I thank the right hon. Member for Dwyfor Meirionnydd for her contribution, which I support. I am always one for standing up and giving a voice to Wales and I feel that Wales desperately needs a voice in the Bill, which straddles both nations and they should be equally represented.
One in four women in Wales experience domestic violence at the hands of a partner in their lifetime. They need a voice on this advisory board too. We have seen the ground-breaking legislation in Wales. Thanks to the Welsh Labour Government, we have the Violence against Women, Domestic Abuse and Sexual Violence (Wales) Act 2015. We have already discussed the importance of the legislation aligning with the devolved Government, so that we do not have any gaps and inconsistencies, which people can fall through.
It is vital that Wales has a voice and is represented. We know that the domestic abuse commissioner has an effective consultative remit with survivors and services in Wales, to ensure there is an understanding of the context as to how devolved and non-devolved competency areas interact, but this must be done effectively to ensure that the board has representation from Wales, so that non-devolved survivors and services are given that voice. Currently the Bill only allows representation for voluntary organisations in England and that must be changed. I fully support this amendment and I urge members across the House to do so. I know there are hon. Members from Wales who would want Wales to be represented at all levels in the Bill, so I urge them to support this amendment.
My hon. Friend is absolutely right. It is about respecting the devolution settlement and being alive to different approaches that each may take, while also supporting each other and co-ordinating work. I hope that explains why the compulsory membership of the board is set out as it is. Of course, the commissioner can appoint up to four members outside that list, and I trust her good judgment to get the balance right. I reflect on the fact that we have been having conversations about how independent the commissioner must be, and we have tried in to keep that balance right.
Will the Minister consider the risk of being open to the accusation that victims in Wales therefore have no voice with the domestic abuse commissioner?

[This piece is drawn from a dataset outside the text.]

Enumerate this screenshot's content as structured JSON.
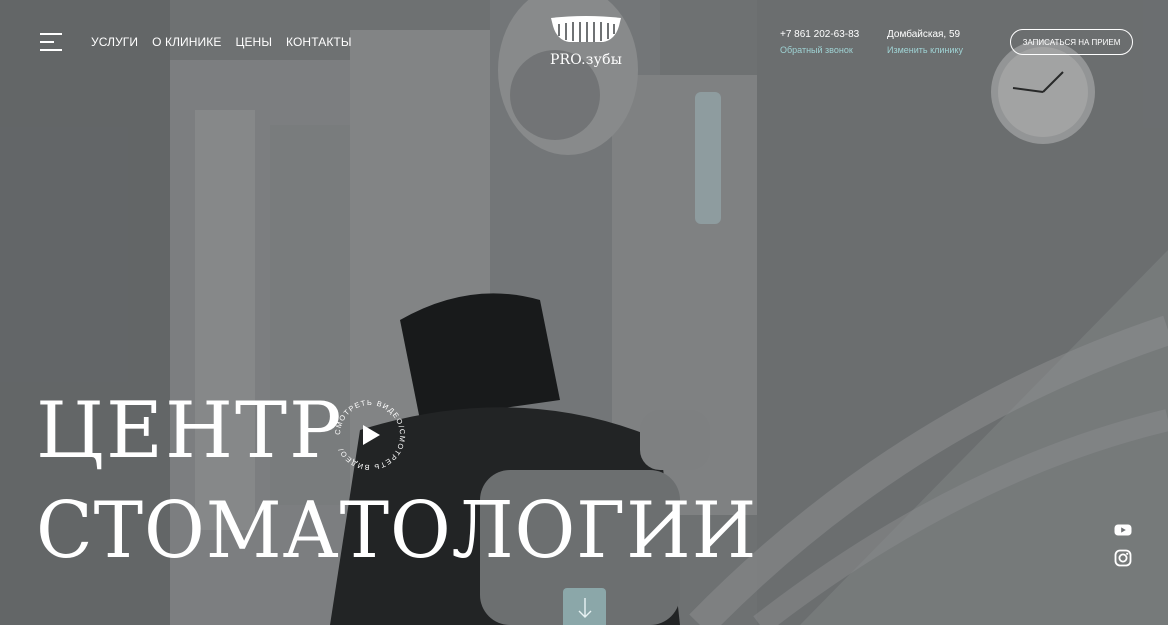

I think that would be very unfair on the commissioner. Let us not forget that, alongside the advisory board, the commissioner will be required to establish a victims and survivors advisory group. That is in the terms and conditions of her employment, and it is left to the commissioner to draw the group together herself. Again, I am sure she is watching these scrutiny proceedings very closely, and she will have listened to that concern.
I will draw back from making any requests or directions of the commissioner in that regard, but she has been clear throughout this process that she is keen to respect devolution, but also to work closely with the Welsh Government and Welsh national advisers where it is appropriate and possible to do so. As I say, given that there is the flexibility, given that we have heard from the commissioner herself about her intentions and given that she is required to establish a victims and survivors advisory group, I hope that the concerns expressed by the right hon. Lady will be allayed.
I will withdraw the amendment for now, but I will hope to raise this further with the Minister in future. I beg to ask leave to withdraw the amendment.
Amendment, by leave, withdrawn.
Ordered, That further consideration be now adjourned. —(Rebecca Harris.)